Business, Freight News, Sea

Xeneta: Red Sea-related Rates Could Ease

[ February 8, 2024   //   ]

Ocean freight shipping rates are expected to increase further in February amid the ongoing Red Sea crisis, according to data from Xeneta, the ocean freight rate benchmarking platform.
However, there are signs that rates could begin to fall again following the Lunar New Year peak, the Oslo, Norway-based company said.
Xeneta’s projections are based on rates already received from customers for the first week in February. The company notes that, while the situation is volatile and subject to change, its data is the best indication of where the market is headed.
The biggest rate increase is expected in the Far East to U.S. East Coast, where Xeneta suggests a 17 percent increase to bring the average short-term rate to US$6,119 per 40-foot equivalent unit, effective Feb. 2, a 146 percent increase since the Red Sea crisis started in mid-December.
“Carriers are trying to readjust services to make up for the additional sailing time around the Cape of Good Hope. For example, they are cutting journeys short, missing port calls and increasing sailing speed,” said Peter Sand, Xeneta chief analyst.
“However, despite this, the early data from Xeneta suggests rates will continue to rise as we head into February.”
Other market projections by Xeneta are:
• Far East to Mediterranean average short-term rates are to increase 11 percent to US$6,507 per FEU, and a 243 percent increase since the Red Sea crisis escalated in mid-December.
• Far East to North Europe short-term rates are to rise 8 percent to a market average of US$5,106 per FEU; and a 235 percent increase since mid-December.

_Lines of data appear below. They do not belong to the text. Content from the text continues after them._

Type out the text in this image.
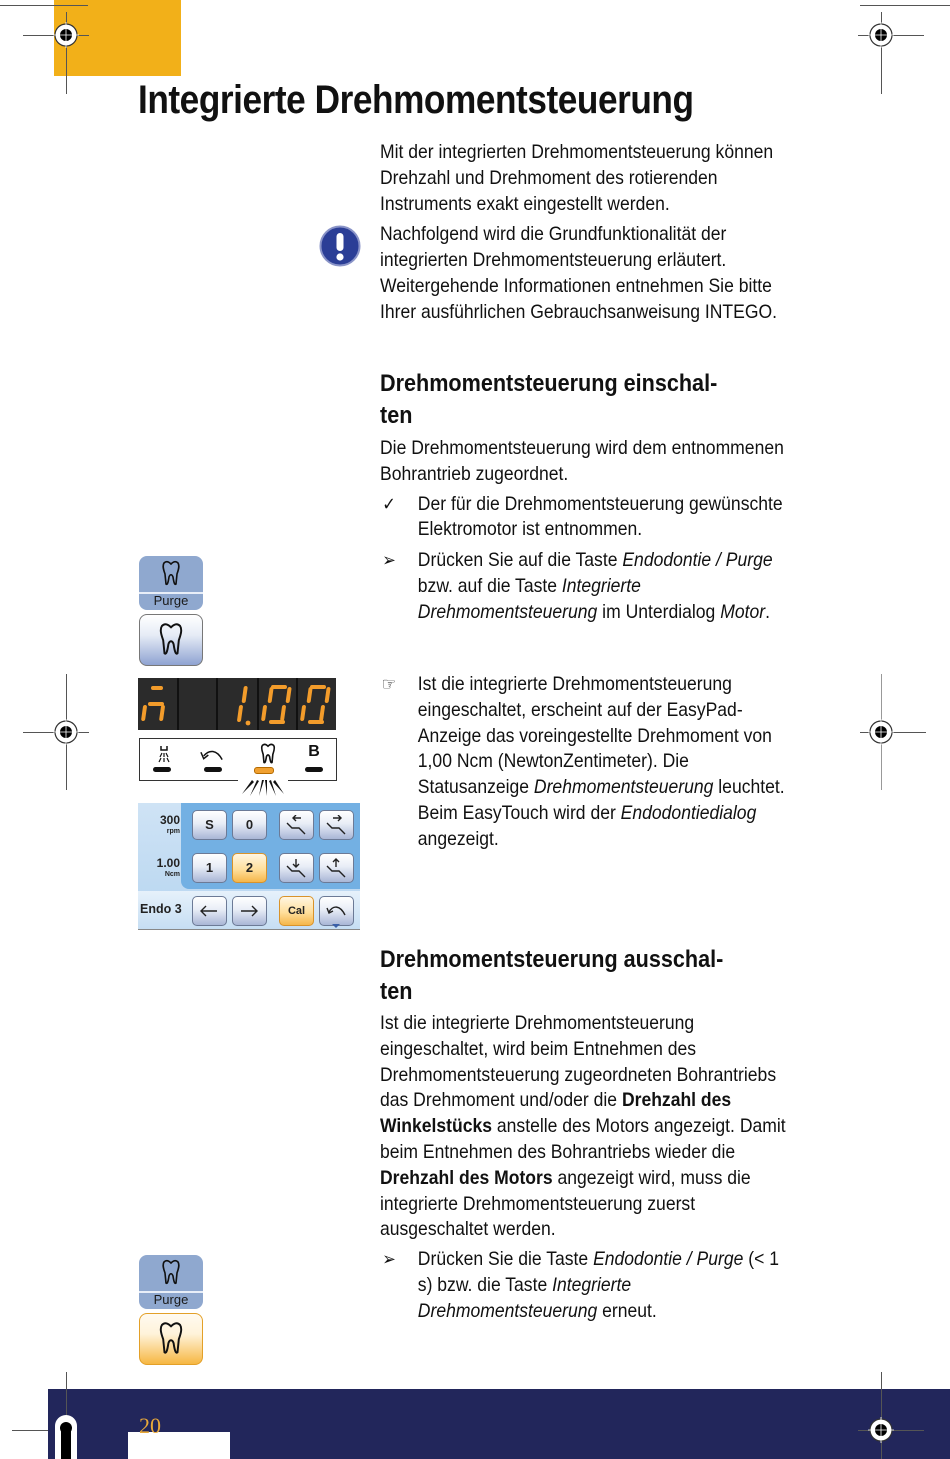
Integrierte Drehmomentsteuerung

Mit der integrierten Drehmomentsteuerung können Drehzahl und Drehmoment des rotierenden Instruments exakt eingestellt werden.

Nachfolgend wird die Grundfunktionalität der integrierten Drehmomentsteuerung erläutert. Weitergehende Informationen entnehmen Sie bitte Ihrer ausführlichen Gebrauchsanweisung INTEGO.

Drehmomentsteuerung einschal-
ten

Die Drehmomentsteuerung wird dem entnommenen Bohrantrieb zugeordnet.

✓ Der für die Drehmomentsteuerung gewünschte Elektromotor ist entnommen.
➢ Drücken Sie auf die Taste Endodontie / Purge bzw. auf die Taste Integrierte Drehmomentsteuerung im Unterdialog Motor.
☞ Ist die integrierte Drehmomentsteuerung eingeschaltet, erscheint auf der EasyPad-Anzeige das voreingestellte Drehmoment von 1,00 Ncm (NewtonZentimeter). Die Statusanzeige Drehmomentsteuerung leuchtet. Beim EasyTouch wird der Endodontiedialog angezeigt.
Drehmomentsteuerung ausschal-
ten

Ist die integrierte Drehmomentsteuerung eingeschaltet, wird beim Entnehmen des Drehmomentsteuerung zugeordneten Bohrantriebs das Drehmoment und/oder die Drehzahl des Winkelstücks anstelle des Motors angezeigt. Damit beim Entnehmen des Bohrantriebs wieder die Drehzahl des Motors angezeigt wird, muss die integrierte Drehmomentsteuerung zuerst ausgeschaltet werden.

➢ Drücken Sie die Taste Endodontie / Purge (< 1 s) bzw. die Taste Integrierte Drehmomentsteuerung erneut.
Purge
B
300
rpm
1.00
Ncm
Endo 3
S	0
1	2
Cal
Purge
20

“The Red Sea crisis is causing a capacity issue rather than a demand issue, as we saw during the pandemic,” Sand said. “It is the massive uncertainty in the market which has brought imbalance and instability.
owever, he said, according to Xeneta customers, “carriers are now no longer offering the most expensive premium services which guarantee freight will be shipped during periods of extreme pressure on available capacity.

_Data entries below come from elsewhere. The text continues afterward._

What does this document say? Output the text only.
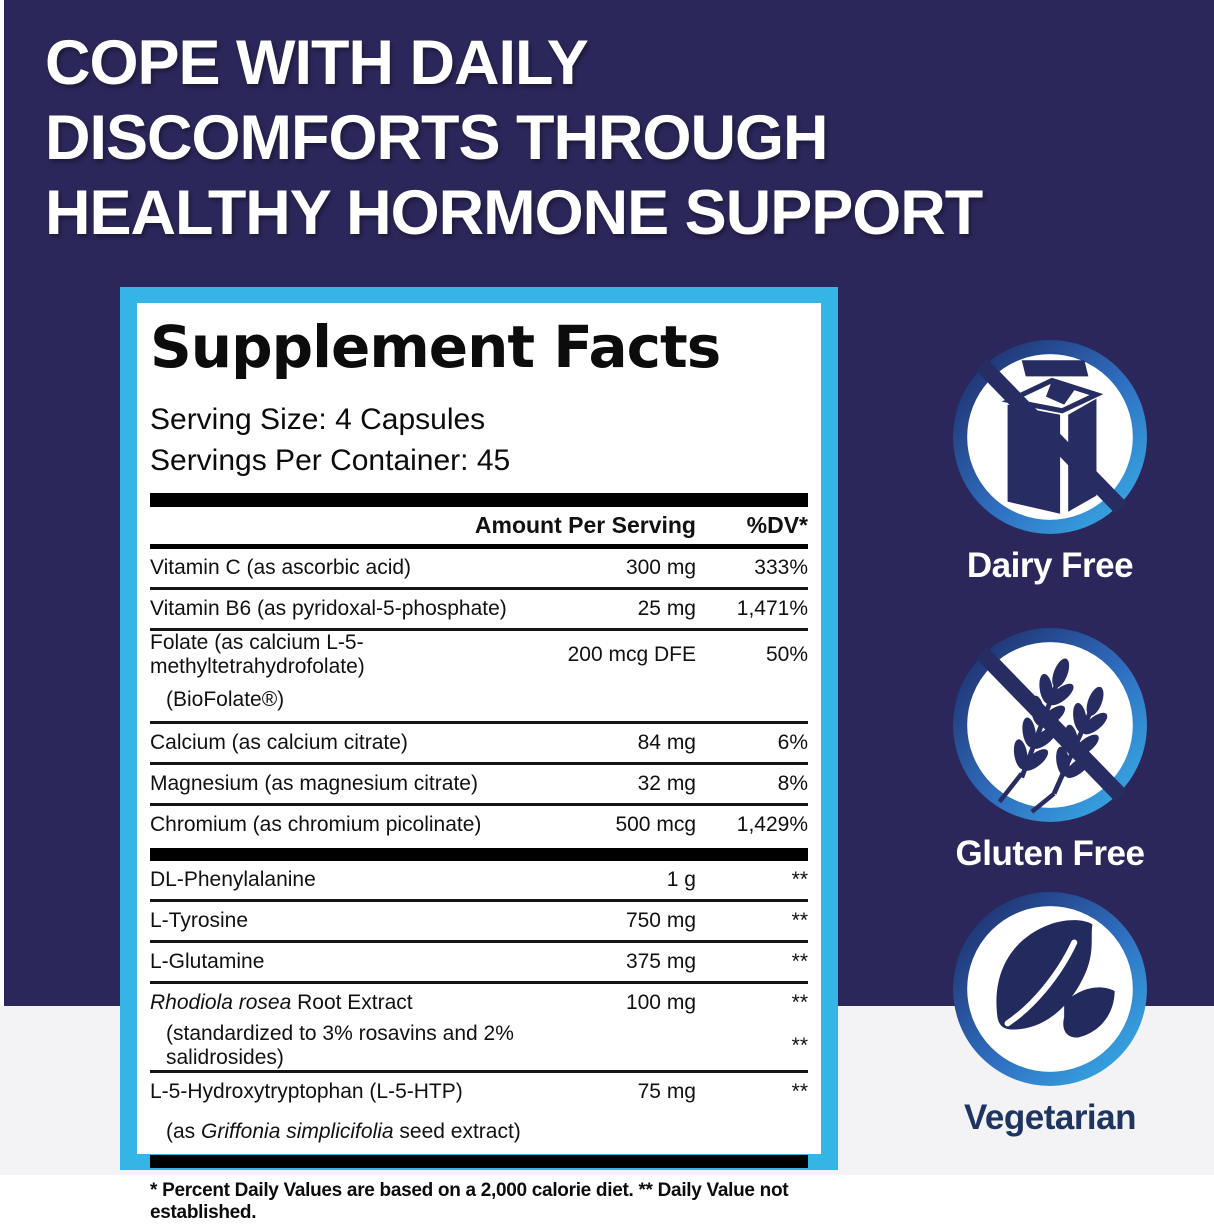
COPE WITH DAILY
DISCOMFORTS THROUGH
HEALTHY HORMONE SUPPORT
Supplement Facts
Serving Size: 4 Capsules
Servings Per Container: 45
Amount Per Serving	%DV*
Vitamin C (as ascorbic acid)	300 mg	333%
Vitamin B6 (as pyridoxal-5-phosphate)	25 mg	1,471%
Folate (as calcium L-5-methyltetrahydrofolate)
200 mcg DFE	50%
(BioFolate®)
Calcium (as calcium citrate)	84 mg	6%
Magnesium (as magnesium citrate)	32 mg	8%
Chromium (as chromium picolinate)	500 mcg	1,429%
DL-Phenylalanine	1 g	**
L-Tyrosine	750 mg	**
L-Glutamine	375 mg	**
Rhodiola rosea Root Extract	100 mg	**
(standardized to 3% rosavins and 2% salidrosides)
**
L-5-Hydroxytryptophan (L-5-HTP)	75 mg	**
(as Griffonia simplicifolia seed extract)
* Percent Daily Values are based on a 2,000 calorie diet. ** Daily Value not established.
Dairy Free
Gluten Free
Vegetarian
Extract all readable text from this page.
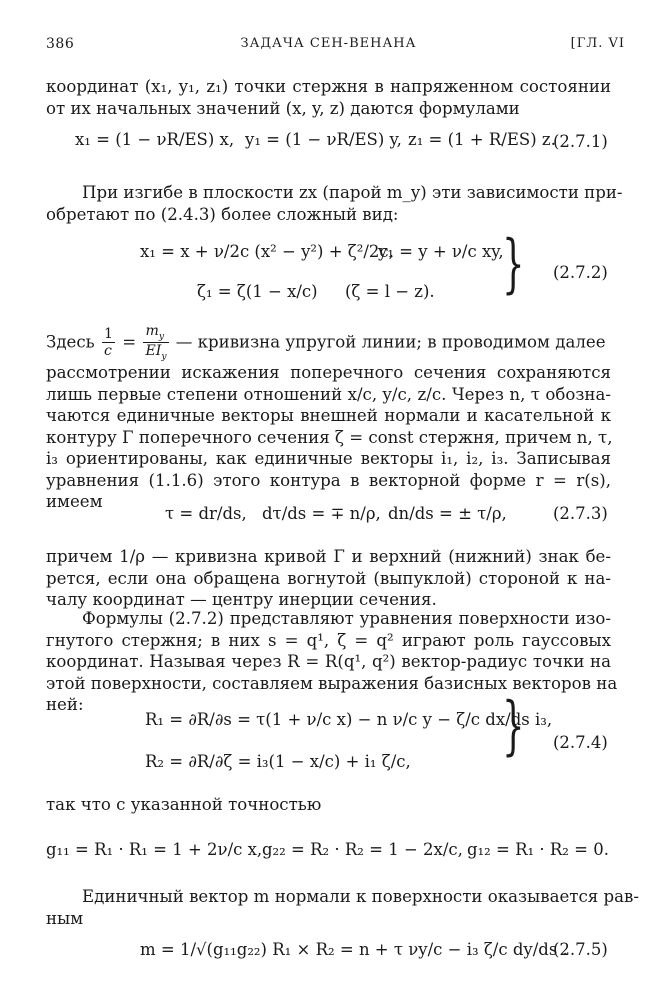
386	ЗАДАЧА СЕН-ВЕНАНА	[ГЛ. VI
координат (x₁, y₁, z₁) точки стержня в напряженном состоянии
от их начальных значений (x, y, z) даются формулами
x₁ = (1 − νR/ES) x, y₁ = (1 − νR/ES) y, z₁ = (1 + R/ES) z.
(2.7.1)
При изгибе в плоскости zx (парой m_y) эти зависимости при-
обретают по (2.4.3) более сложный вид:
x₁ = x + ν/2c (x² − y²) + ζ²/2c,
y₁ = y + ν/c xy,
ζ₁ = ζ(1 − x/c) (ζ = l − z). } (2.7.2)
Здесь $\frac{1}{c} = \frac{m_y}{EI_y}$ — кривизна упругой линии; в проводимом далее
рассмотрении искажения поперечного сечения сохраняются
лишь первые степени отношений x/c, y/c, z/c. Через n, τ обозна-
чаются единичные векторы внешней нормали и касательной к
контуру Γ поперечного сечения ζ = const стержня, причем n, τ,
i₃ ориентированы, как единичные векторы i₁, i₂, i₃. Записывая
уравнения (1.1.6) этого контура в векторной форме r = r(s),
имеем
τ = dr/ds, dτ/ds = ∓ n/ρ, dn/ds = ± τ/ρ,	(2.7.3)
причем 1/ρ — кривизна кривой Γ и верхний (нижний) знак бе-
рется, если она обращена вогнутой (выпуклой) стороной к на-
чалу координат — центру инерции сечения.
Формулы (2.7.2) представляют уравнения поверхности изо-
гнутого стержня; в них s = q¹, ζ = q² играют роль гауссовых
координат. Называя через R = R(q¹, q²) вектор-радиус точки на
этой поверхности, составляем выражения базисных векторов на
ней:
R₁ = ∂R/∂s = τ(1 + ν/c x) − n ν/c y − ζ/c dx/ds i₃,
R₂ = ∂R/∂ζ = i₃(1 − x/c) + i₁ ζ/c, } (2.7.4)
так что с указанной точностью
g₁₁ = R₁ · R₁ = 1 + 2ν/c x, g₂₂ = R₂ · R₂ = 1 − 2x/c, g₁₂ = R₁ · R₂ = 0.
Единичный вектор m нормали к поверхности оказывается рав-
ным
m = 1/√(g₁₁g₂₂) R₁ × R₂ = n + τ νy/c − i₃ ζ/c dy/ds .
(2.7.5)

“This may suggest there is a waning demand for this level of service because the urgency is fading from the shipper side, or perhaps it is because capacity is available after all, despite the chaos caused by carriers pausing transits through the Suez Canal.”
Xeneta’s ocean freight rate benchmarking platform calls upon more than 400 million contracted container and air freight rates, and covers more than 160,000 ocean trade routes and more than 58,000 airport-airport connections.